SALT LAKE CITY (AP) — Two women who faced intense backlash when they sued to form the state’s first gay-straight alliance club 20 years ago are looking back at the landmark decision.
The Salt Lake City School District went as far as banning all 46 extracurricular clubs so that it wouldn’t lose $100 million in federal funding for discrimination under the Equal Access Act of 1984 when it didn’t approve the alliance club’s application in 1995, the Salt Lake Tribune reported last week.
Ivy Fox and Leah Farrell were part of the group of plaintiffs that pushed back against the school district 20 years ago.
At the time, Farrell didn’t realized what a big landmark the case would be, she said. “It took a lot of bravery,” Fox said to a room of supporters at the Utah Pride Center last Friday.
Fox remembers the retaliation she and others received after they submitted the application for their club. Her tires were slashed, her locker was broken into and she received a threat.
“A number of students were targeted.

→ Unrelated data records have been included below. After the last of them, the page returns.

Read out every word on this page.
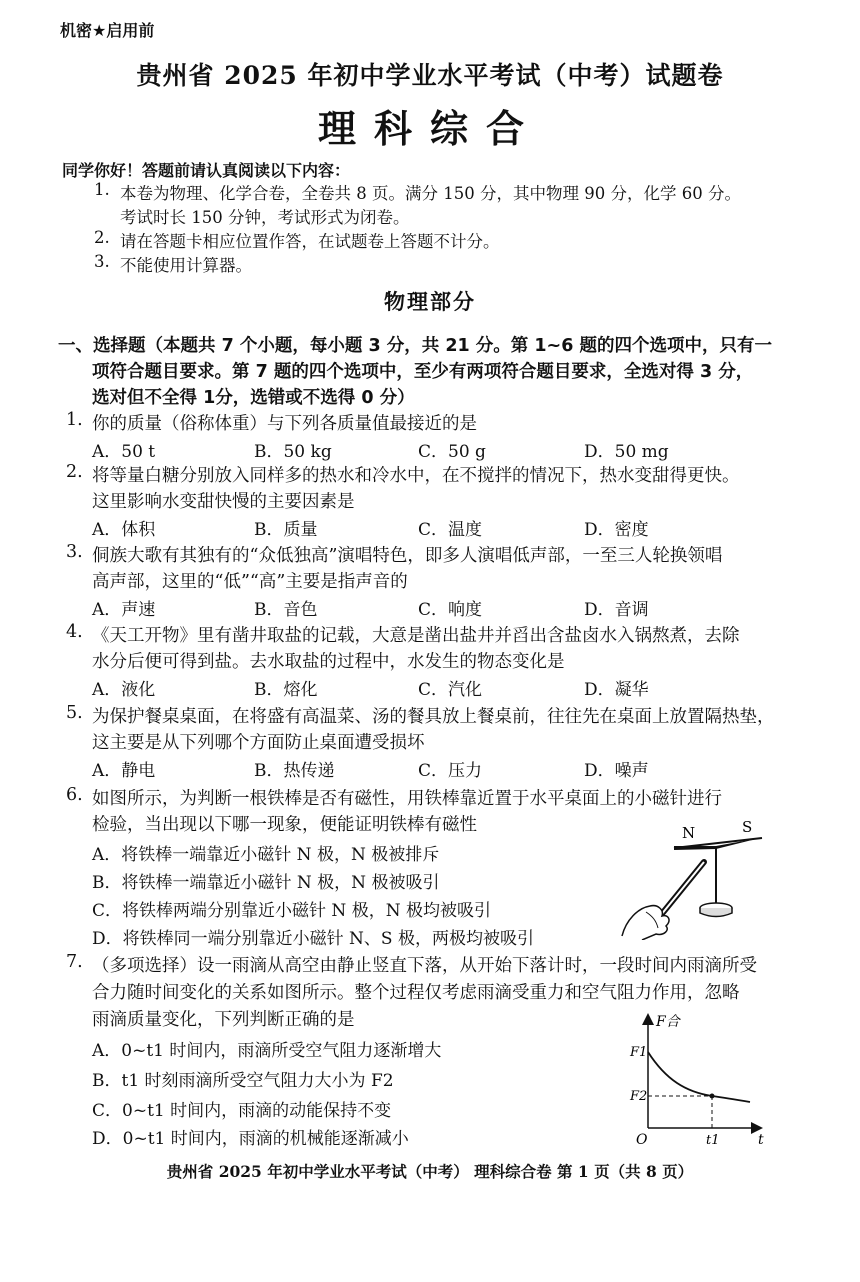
机密★启用前
贵州省 2025 年初中学业水平考试（中考）试题卷
理科综合
同学你好！答题前请认真阅读以下内容：
1. 本卷为物理、化学合卷，全卷共 8 页。满分 150 分，其中物理 90 分，化学 60 分。
考试时长 150 分钟，考试形式为闭卷。
2. 请在答题卡相应位置作答，在试题卷上答题不计分。
3. 不能使用计算器。
物理部分
一、选择题（本题共 7 个小题，每小题 3 分，共 21 分。第 1~6 题的四个选项中，只有一
项符合题目要求。第 7 题的四个选项中，至少有两项符合题目要求，全选对得 3 分，
选对但不全得 1分，选错或不选得 0 分）
1. 你的质量（俗称体重）与下列各质量值最接近的是
A．50 t	B．50 kg	C．50 g	D．50 mg
2. 将等量白糖分别放入同样多的热水和冷水中，在不搅拌的情况下，热水变甜得更快。
这里影响水变甜快慢的主要因素是
A．体积	B．质量	C．温度	D．密度
3. 侗族大歌有其独有的“众低独高”演唱特色，即多人演唱低声部，一至三人轮换领唱
高声部，这里的“低”“高”主要是指声音的
A．声速	B．音色	C．响度	D．音调
4. 《天工开物》里有凿井取盐的记载，大意是凿出盐井并舀出含盐卤水入锅熬煮，去除
水分后便可得到盐。去水取盐的过程中，水发生的物态变化是
A．液化	B．熔化	C．汽化	D．凝华
5. 为保护餐桌桌面，在将盛有高温菜、汤的餐具放上餐桌前，往往先在桌面上放置隔热垫，
这主要是从下列哪个方面防止桌面遭受损坏
A．静电	B．热传递	C．压力	D．噪声
6. 如图所示，为判断一根铁棒是否有磁性，用铁棒靠近置于水平桌面上的小磁针进行
检验，当出现以下哪一现象，便能证明铁棒有磁性
A．将铁棒一端靠近小磁针 N 极，N 极被排斥
B．将铁棒一端靠近小磁针 N 极，N 极被吸引
C．将铁棒两端分别靠近小磁针 N 极，N 极均被吸引
D．将铁棒同一端分别靠近小磁针 N、S 极，两极均被吸引
N	S
7. （多项选择）设一雨滴从高空由静止竖直下落，从开始下落计时，一段时间内雨滴所受
合力随时间变化的关系如图所示。整个过程仅考虑雨滴受重力和空气阻力作用，忽略
雨滴质量变化，下列判断正确的是
A．0~t1 时间内，雨滴所受空气阻力逐渐增大
B．t1 时刻雨滴所受空气阻力大小为 F2
C．0~t1 时间内，雨滴的动能保持不变
D．0~t1 时间内，雨滴的机械能逐渐减小
F合
t
O
F1
F2
t1
贵州省 2025 年初中学业水平考试（中考） 理科综合卷 第 1 页（共 8 页）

There were teachers who would not engage with us,” Fox said.
Five years and $175,000 in court fees later, all of the nonacademic clubs were reinstated.

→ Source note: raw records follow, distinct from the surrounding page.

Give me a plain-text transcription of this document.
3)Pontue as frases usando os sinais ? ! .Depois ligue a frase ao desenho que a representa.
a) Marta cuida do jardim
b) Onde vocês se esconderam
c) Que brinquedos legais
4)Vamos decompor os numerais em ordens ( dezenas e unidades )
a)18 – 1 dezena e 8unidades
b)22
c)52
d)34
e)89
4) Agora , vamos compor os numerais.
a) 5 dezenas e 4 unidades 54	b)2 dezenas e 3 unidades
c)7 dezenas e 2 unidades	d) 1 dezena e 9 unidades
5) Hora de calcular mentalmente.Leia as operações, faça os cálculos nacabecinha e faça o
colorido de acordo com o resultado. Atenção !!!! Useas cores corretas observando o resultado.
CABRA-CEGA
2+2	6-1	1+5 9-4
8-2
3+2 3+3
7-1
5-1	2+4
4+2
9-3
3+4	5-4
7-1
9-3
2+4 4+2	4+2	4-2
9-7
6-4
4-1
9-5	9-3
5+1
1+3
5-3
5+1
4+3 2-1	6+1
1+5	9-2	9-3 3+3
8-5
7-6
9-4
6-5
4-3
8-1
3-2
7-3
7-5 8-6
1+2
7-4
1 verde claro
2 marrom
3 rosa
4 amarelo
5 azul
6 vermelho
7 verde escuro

East High School students were allowed to form their gay-straight alliance club.
“We set a legal precedent, and you can’t take that away,” Fox said, who had graduated from the school by the time the club was allowed.
Other gay-straight alliance clubs have been formed in other Utah schools since.

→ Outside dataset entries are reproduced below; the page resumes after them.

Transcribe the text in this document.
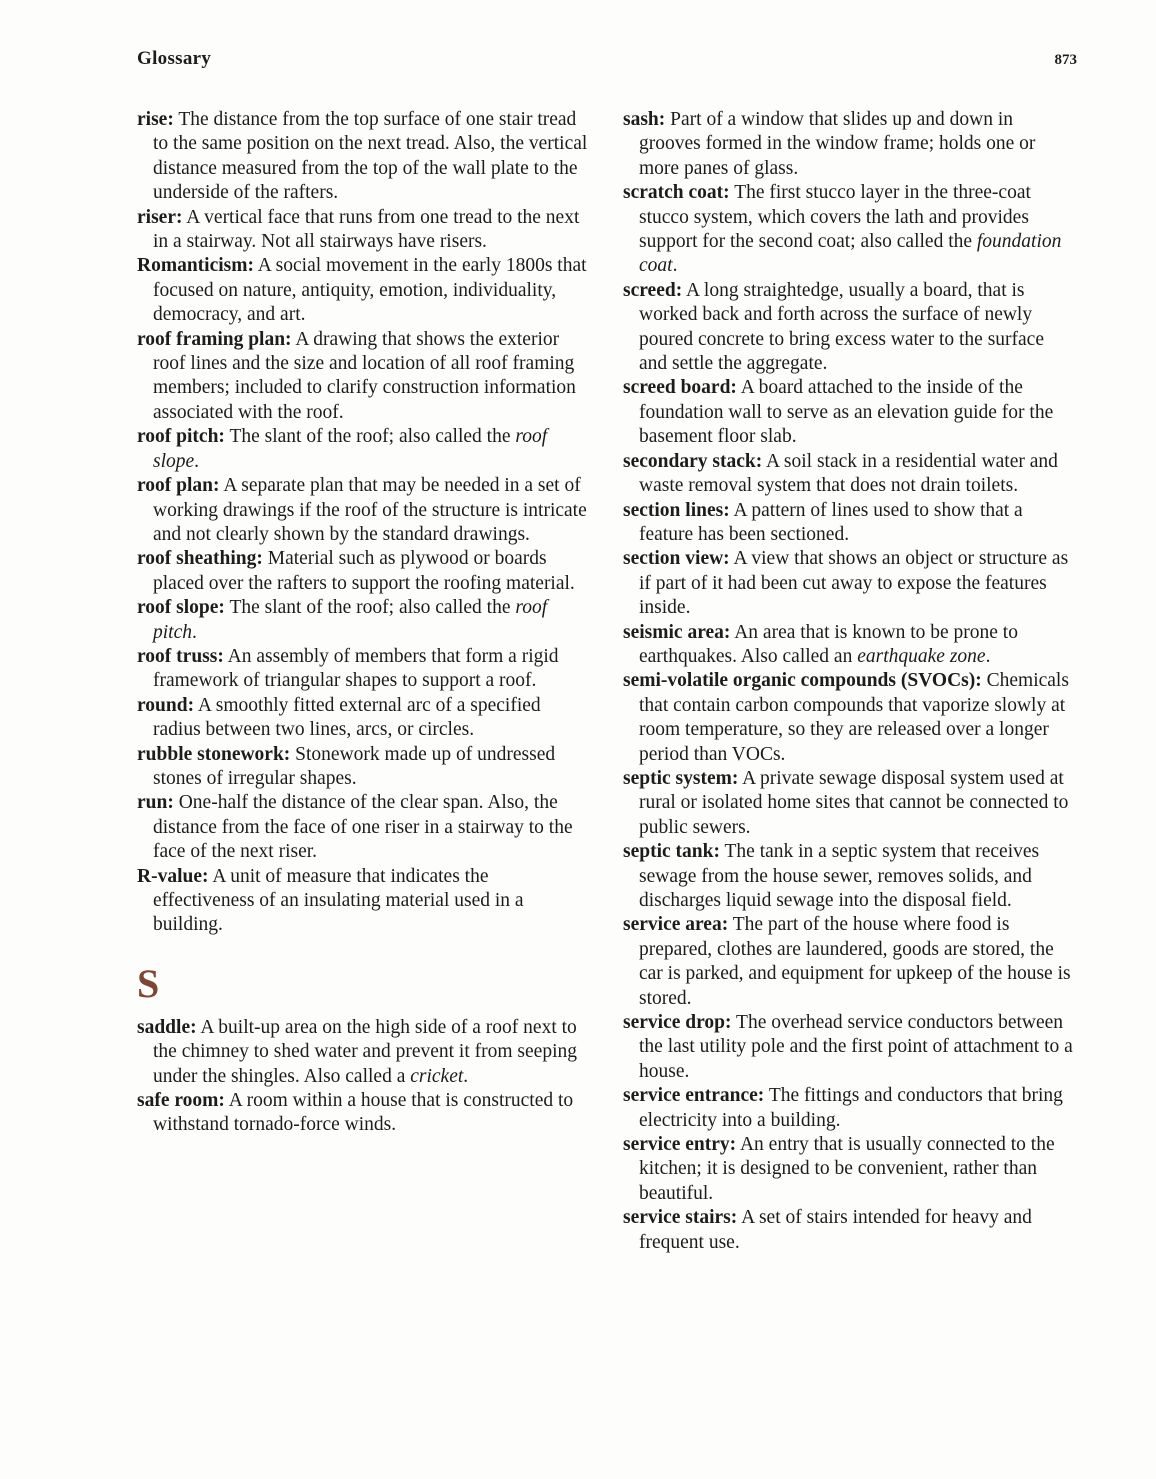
Glossary	873

rise: The distance from the top surface of one stair tread to the same position on the next tread. Also, the vertical distance measured from the top of the wall plate to the underside of the rafters.

riser: A vertical face that runs from one tread to the next in a stairway. Not all stairways have risers.

Romanticism: A social movement in the early 1800s that focused on nature, antiquity, emotion, individuality, democracy, and art.

roof framing plan: A drawing that shows the exterior roof lines and the size and location of all roof framing members; included to clarify construction information associated with the roof.

roof pitch: The slant of the roof; also called the roof slope.

roof plan: A separate plan that may be needed in a set of working drawings if the roof of the structure is intricate and not clearly shown by the standard drawings.

roof sheathing: Material such as plywood or boards placed over the rafters to support the roofing material.

roof slope: The slant of the roof; also called the roof pitch.

roof truss: An assembly of members that form a rigid framework of triangular shapes to support a roof.

round: A smoothly fitted external arc of a specified radius between two lines, arcs, or circles.

rubble stonework: Stonework made up of undressed stones of irregular shapes.

run: One-half the distance of the clear span. Also, the distance from the face of one riser in a stairway to the face of the next riser.

R-value: A unit of measure that indicates the effectiveness of an insulating material used in a building.

S

saddle: A built-up area on the high side of a roof next to the chimney to shed water and prevent it from seeping under the shingles. Also called a cricket.

safe room: A room within a house that is constructed to withstand tornado-force winds.

sash: Part of a window that slides up and down in grooves formed in the window frame; holds one or more panes of glass.

scratch coat: The first stucco layer in the three-coat stucco system, which covers the lath and provides support for the second coat; also called the foundation coat.

screed: A long straightedge, usually a board, that is worked back and forth across the surface of newly poured concrete to bring excess water to the surface and settle the aggregate.

screed board: A board attached to the inside of the foundation wall to serve as an elevation guide for the basement floor slab.

secondary stack: A soil stack in a residential water and waste removal system that does not drain toilets.

section lines: A pattern of lines used to show that a feature has been sectioned.

section view: A view that shows an object or structure as if part of it had been cut away to expose the features inside.

seismic area: An area that is known to be prone to earthquakes. Also called an earthquake zone.

semi-volatile organic compounds (SVOCs): Chemicals that contain carbon compounds that vaporize slowly at room temperature, so they are released over a longer period than VOCs.

septic system: A private sewage disposal system used at rural or isolated home sites that cannot be connected to public sewers.

septic tank: The tank in a septic system that receives sewage from the house sewer, removes solids, and discharges liquid sewage into the disposal field.

service area: The part of the house where food is prepared, clothes are laundered, goods are stored, the car is parked, and equipment for upkeep of the house is stored.

service drop: The overhead service conductors between the last utility pole and the first point of attachment to a house.

service entrance: The fittings and conductors that bring electricity into a building.

service entry: An entry that is usually connected to the kitchen; it is designed to be convenient, rather than beautiful.

service stairs: A set of stairs intended for heavy and frequent use.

Farrell, now a lawyer with the American Civil Liberties Union, is always ready to help students who want to start their own gay-straight alliances at their schools.
Other achievements in the LGBT community since that decision include the legalization of gay marriage in the United States and the dramatic increase in attendance at the Salt Lake City Pride Festival.
“It’s just been such an incredible amount of progress that’s been made around LGBT rights,” Farrell said.